The authors’ treatment of the time-series momentum factor in Appendix F makes it clear that it survives every test of rubustness with flying colors. Specifically, the authors cite a study by D’Souza, Srichanachaichok, Wang, and Yao entitled “The Enduring Effect of Time-Series Momentum on Stock Returns over Nearly 100-Years”, which found that time-series momentum may actually subsume cross-sectional momentum for individual stocks. In addition, time-series momentum is effective for stocks across all sub-periods, while the same cannot be said for cross-sectional momentum. Moreover, the t-stats for time-series momentum appear to be about twice as large as those for cross-sectional momentum.
I inquired with Larry about why they chose to move the chapter on time-series momentum to the Appendix given its highly robust character. He replied to say that they had debated about where to put the chapter, and finally decided to keep it in the Appendix to avoid confusion with the more commonly cited cross-sectional momentum factor. In any event, the authors clearly concluded that time-series momentum is very effective, and that most investors should consider an allocation to it (via managed Futures) for some portion of their accounts.

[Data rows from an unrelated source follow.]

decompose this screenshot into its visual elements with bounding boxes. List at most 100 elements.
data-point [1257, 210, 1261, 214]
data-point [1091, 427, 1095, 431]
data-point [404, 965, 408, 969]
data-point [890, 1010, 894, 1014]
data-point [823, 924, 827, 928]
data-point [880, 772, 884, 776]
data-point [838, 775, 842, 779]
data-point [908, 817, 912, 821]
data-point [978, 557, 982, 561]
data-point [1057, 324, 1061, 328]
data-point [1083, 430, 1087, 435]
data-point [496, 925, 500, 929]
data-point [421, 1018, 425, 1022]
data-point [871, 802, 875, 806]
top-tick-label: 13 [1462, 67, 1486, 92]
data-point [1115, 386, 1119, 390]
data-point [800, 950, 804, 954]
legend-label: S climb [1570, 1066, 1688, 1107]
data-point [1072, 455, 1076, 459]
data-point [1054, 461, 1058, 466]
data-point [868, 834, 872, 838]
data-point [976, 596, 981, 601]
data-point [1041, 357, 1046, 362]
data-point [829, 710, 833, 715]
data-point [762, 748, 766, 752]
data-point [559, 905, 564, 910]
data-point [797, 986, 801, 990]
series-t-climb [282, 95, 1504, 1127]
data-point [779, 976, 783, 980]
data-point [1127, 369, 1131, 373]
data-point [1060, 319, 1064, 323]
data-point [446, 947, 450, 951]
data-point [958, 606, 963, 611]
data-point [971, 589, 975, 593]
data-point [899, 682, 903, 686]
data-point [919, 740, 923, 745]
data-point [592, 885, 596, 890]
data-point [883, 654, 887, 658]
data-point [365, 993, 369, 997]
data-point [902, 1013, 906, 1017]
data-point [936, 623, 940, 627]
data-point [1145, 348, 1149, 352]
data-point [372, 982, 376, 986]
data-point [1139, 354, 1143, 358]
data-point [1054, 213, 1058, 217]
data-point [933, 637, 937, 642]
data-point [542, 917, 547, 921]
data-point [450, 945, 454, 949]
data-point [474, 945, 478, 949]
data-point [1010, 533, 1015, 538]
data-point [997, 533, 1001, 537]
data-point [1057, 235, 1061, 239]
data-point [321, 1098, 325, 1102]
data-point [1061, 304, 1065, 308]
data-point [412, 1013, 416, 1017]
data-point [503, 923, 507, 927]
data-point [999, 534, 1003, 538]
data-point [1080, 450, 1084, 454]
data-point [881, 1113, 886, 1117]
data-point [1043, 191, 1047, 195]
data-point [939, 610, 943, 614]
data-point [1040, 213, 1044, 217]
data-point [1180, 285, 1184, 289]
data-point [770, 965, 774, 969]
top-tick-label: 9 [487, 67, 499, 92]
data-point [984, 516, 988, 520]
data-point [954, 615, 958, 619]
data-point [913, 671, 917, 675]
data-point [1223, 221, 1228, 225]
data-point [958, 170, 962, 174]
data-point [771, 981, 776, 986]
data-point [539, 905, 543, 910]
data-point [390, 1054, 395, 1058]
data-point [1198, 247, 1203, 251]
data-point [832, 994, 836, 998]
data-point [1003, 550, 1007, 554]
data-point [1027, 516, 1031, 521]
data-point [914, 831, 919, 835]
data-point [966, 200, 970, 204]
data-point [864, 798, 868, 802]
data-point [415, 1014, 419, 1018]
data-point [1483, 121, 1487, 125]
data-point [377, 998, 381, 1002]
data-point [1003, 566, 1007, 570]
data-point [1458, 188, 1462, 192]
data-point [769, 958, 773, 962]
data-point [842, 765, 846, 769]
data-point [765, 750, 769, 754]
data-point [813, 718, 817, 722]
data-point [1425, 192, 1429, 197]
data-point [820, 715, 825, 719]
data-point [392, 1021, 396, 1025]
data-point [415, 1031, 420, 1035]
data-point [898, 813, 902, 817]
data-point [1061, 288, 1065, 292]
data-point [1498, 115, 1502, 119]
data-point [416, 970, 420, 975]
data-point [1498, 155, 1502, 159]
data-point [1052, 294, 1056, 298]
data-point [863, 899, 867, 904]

Notwithstanding this very minor quibble, I have no reservations about recommending Your Complete Guide to Factor-Based Investing to any investor, at virtually any level of experience. Larry and Andrew manage to explain fairly nuanced concepts in approachable ways, and regularly allude to some of the investing theatre’s most recognized characters in order to make a point. The opening discussion about how Warren Buffet is a closet factor investor is a special revelation. At the same time, with over 100 citations the book represents a surgically-curated and brilliantly distilled survey of the most important articles in the factor literature, which should appeal to even the most experienced factor enthusiasts. If factor-based investing is an idea whose time has come, then this is the ultimate guidebook for success.